- Born: 1630 Agulis, Nakhchivan (present-day Azerbaijan)
- Died: 1691 (aged 60–61)
- Occupations: Merchant, Traveler, Writer
- Known for: Extensive travel writings
- Notable work: Travel journals documenting cultural, social, and economic aspects of various countries

= Zakaria Aguletsi =

Historic traveler who published important documents

Zakaria Aguletsi (1630 – 1691) or Zakaria of Agulis was an Armenian merchant born in Agulis located in present day Nakhchivan who gained recognition for his extensive writings about his travels to different countries. He meticulously documented the cultural, social, and economic aspects of the places he visited, and his journals remain a valuable resource for scholars and historians.

== Biography ==
Zakaria is best known for his travel journals, which he meticulously wrote during his journeys to various countries, including Persia, India, Russia, and Turkey, among others. His writings provide a rare insight into the cultural, social, and economic conditions of the regions he visited, as well as his observations on local customs, traditions, and beliefs.

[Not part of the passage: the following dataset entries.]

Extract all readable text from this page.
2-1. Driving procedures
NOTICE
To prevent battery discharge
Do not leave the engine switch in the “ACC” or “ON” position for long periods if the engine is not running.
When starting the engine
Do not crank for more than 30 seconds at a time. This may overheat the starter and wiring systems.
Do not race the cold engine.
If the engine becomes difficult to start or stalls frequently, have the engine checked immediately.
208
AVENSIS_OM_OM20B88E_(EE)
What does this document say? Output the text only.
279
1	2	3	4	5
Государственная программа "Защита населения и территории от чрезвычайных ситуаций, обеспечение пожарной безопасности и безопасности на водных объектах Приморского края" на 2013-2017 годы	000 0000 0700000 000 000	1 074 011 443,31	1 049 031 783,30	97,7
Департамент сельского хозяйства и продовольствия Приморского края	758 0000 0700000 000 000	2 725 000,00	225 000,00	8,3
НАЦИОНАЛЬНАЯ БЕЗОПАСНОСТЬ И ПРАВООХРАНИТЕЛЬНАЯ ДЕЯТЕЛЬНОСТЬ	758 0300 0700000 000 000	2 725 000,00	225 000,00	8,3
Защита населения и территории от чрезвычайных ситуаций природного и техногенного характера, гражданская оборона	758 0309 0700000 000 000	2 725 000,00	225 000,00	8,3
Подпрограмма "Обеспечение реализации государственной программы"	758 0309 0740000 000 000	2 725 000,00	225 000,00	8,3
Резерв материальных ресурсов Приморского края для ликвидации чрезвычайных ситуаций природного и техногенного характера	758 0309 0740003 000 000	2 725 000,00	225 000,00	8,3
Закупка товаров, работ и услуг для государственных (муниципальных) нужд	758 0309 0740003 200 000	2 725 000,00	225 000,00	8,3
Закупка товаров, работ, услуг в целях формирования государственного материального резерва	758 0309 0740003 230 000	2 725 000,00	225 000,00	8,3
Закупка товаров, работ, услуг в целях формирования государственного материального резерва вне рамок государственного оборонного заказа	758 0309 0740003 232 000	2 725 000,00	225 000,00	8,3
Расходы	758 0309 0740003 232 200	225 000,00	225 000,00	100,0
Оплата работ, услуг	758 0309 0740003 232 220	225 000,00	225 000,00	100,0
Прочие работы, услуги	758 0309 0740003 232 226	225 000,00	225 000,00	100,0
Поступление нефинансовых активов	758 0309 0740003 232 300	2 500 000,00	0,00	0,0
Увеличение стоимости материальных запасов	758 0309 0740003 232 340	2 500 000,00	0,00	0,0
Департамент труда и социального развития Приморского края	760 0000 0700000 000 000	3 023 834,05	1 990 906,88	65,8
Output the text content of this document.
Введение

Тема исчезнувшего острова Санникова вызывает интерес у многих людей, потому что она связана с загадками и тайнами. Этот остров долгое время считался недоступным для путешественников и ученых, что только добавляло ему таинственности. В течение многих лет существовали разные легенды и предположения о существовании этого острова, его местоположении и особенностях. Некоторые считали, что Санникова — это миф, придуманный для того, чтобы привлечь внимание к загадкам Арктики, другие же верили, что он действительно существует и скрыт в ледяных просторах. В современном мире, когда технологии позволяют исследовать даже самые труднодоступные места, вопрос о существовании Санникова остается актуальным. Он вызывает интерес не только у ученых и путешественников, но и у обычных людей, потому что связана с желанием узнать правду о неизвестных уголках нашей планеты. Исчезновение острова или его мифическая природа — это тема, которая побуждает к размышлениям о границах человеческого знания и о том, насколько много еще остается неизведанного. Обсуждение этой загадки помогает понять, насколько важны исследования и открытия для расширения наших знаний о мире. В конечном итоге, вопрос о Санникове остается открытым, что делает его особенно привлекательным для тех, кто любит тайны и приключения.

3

Zakaria's journals were not only a record of his personal experiences but also served as valuable information for other merchants and traders. He shared detailed information on trade routes, commodities, and pricing, which helped his fellow merchants in making informed business decisions.

Zakaria of Agoulis' travel diary during his voyage to Europe from the Araxes to Amsterdam via Venice in 1657-9, and his subsequent return journey in 1659-60 through Cadiz, was released in Yerevan in 1938.